How can 90cows be tied on 13 pillars with an odd number on each pillars
Answers
Answer:
It can never be, it's impossible!
Concept used:
The sum of odd positive integers whose no. is also odd, is always odd.
Step-by-step explanation:
⇒ According to the question, each pillar should be tied with cows whose no. is odd each.
⇒ In respect to the concept given above, when considering any three pillars, the total no. of cows is an odd number. Like this, while considering five pillars, also here an odd number the total no. of cows. Thus, so is the total no. of cows in the all 13 pillars.
⇒ But it should be 90 cows as given in the question!!!
Method:
⇒ As odd numbers leave remainder 1 on division by 2, let the no. of cows in each pillar be 2a + 1, 2b + 1, 2c + 1, 2d + 1, 2e + 1, 2f + 1, 2g + 1, 2h + 1, 2i + 1, 2j + 1, 2k + 1, 2l + 1 and 2m + 1, for any whole numbers a, b, c, d, e, f, g, h, i, j, k, l, m.
⇒ Thus,
- 2a + 1 + 2b + 1 + 2c + 1 + 2d + 1 + 2e + 1 + 2f + 1 + 2g + 1 + 2h + 1 + 2i + 1 + 2j + 1 + 2k + 1 + 2l + 1 + 2m + 1 = 90
- 2a + 2b + 2c + 2d + 2e + 2f + 2g + 2h + 2i + 2j + 2k + 2l + 2m + 13 = 90
- 2(a + b + c + d + e + f + g + h + i + j + k + l + m) + 13 = 90
- 2(a + b + c + d + e + f + g + h + i + j + k + l + m) = 90 - 13
- 2(a + b + c + d + e + f + g + h + i + j + k + l + m) = 77
⇒ Here it contradicts that the LHS is even while the RHS is odd!!!

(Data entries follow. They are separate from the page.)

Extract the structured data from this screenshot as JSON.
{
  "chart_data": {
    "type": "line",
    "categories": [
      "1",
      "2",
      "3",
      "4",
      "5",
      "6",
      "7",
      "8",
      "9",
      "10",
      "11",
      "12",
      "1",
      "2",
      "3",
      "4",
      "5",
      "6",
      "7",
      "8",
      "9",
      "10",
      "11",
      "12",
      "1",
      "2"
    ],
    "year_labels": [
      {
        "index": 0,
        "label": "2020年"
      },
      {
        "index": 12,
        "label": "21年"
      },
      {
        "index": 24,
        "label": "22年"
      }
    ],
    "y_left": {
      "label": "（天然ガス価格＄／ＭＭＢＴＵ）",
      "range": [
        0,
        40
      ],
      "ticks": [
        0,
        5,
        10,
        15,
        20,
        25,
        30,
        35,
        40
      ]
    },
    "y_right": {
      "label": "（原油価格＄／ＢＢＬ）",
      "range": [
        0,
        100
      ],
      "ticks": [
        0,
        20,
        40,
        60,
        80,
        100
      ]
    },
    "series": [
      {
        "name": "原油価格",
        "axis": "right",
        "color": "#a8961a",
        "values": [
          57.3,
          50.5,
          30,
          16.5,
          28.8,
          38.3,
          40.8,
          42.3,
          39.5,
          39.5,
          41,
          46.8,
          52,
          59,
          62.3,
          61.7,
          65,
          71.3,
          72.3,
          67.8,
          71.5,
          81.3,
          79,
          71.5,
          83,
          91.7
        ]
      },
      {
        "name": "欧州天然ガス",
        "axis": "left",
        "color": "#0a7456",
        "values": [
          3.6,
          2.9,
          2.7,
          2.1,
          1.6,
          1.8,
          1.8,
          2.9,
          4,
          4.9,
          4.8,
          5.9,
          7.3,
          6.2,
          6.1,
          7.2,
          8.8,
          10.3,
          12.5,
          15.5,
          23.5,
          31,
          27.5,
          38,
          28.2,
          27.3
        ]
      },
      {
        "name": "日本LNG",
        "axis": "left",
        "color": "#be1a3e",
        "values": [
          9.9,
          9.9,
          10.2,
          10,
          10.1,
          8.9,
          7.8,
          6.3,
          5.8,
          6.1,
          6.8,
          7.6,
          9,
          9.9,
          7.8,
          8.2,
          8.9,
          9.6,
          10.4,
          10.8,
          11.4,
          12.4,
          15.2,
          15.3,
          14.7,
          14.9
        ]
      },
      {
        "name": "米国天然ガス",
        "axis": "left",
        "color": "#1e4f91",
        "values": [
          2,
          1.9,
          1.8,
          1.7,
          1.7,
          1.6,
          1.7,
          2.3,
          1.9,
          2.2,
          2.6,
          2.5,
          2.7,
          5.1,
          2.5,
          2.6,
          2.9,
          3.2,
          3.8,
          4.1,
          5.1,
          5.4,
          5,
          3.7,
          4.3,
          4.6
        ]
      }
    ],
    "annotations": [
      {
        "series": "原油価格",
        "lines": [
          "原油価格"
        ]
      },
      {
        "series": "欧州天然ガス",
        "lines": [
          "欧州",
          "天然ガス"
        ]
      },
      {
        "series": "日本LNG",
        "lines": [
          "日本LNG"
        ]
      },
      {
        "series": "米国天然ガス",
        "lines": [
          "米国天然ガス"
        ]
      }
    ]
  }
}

⇒ As the method continues,
- 2(a + b + c + d + e + f + g + h + i + j + k + l + m) = 77
- a + b + c + d + e + f + g + h + i + j + k + l + m = 77 / 2
- a + b + c + d + e + f + g + h + i + j + k + l + m = 38.5
⇒ Here, how a decimal number can be written as sum of some whole numbers???!!!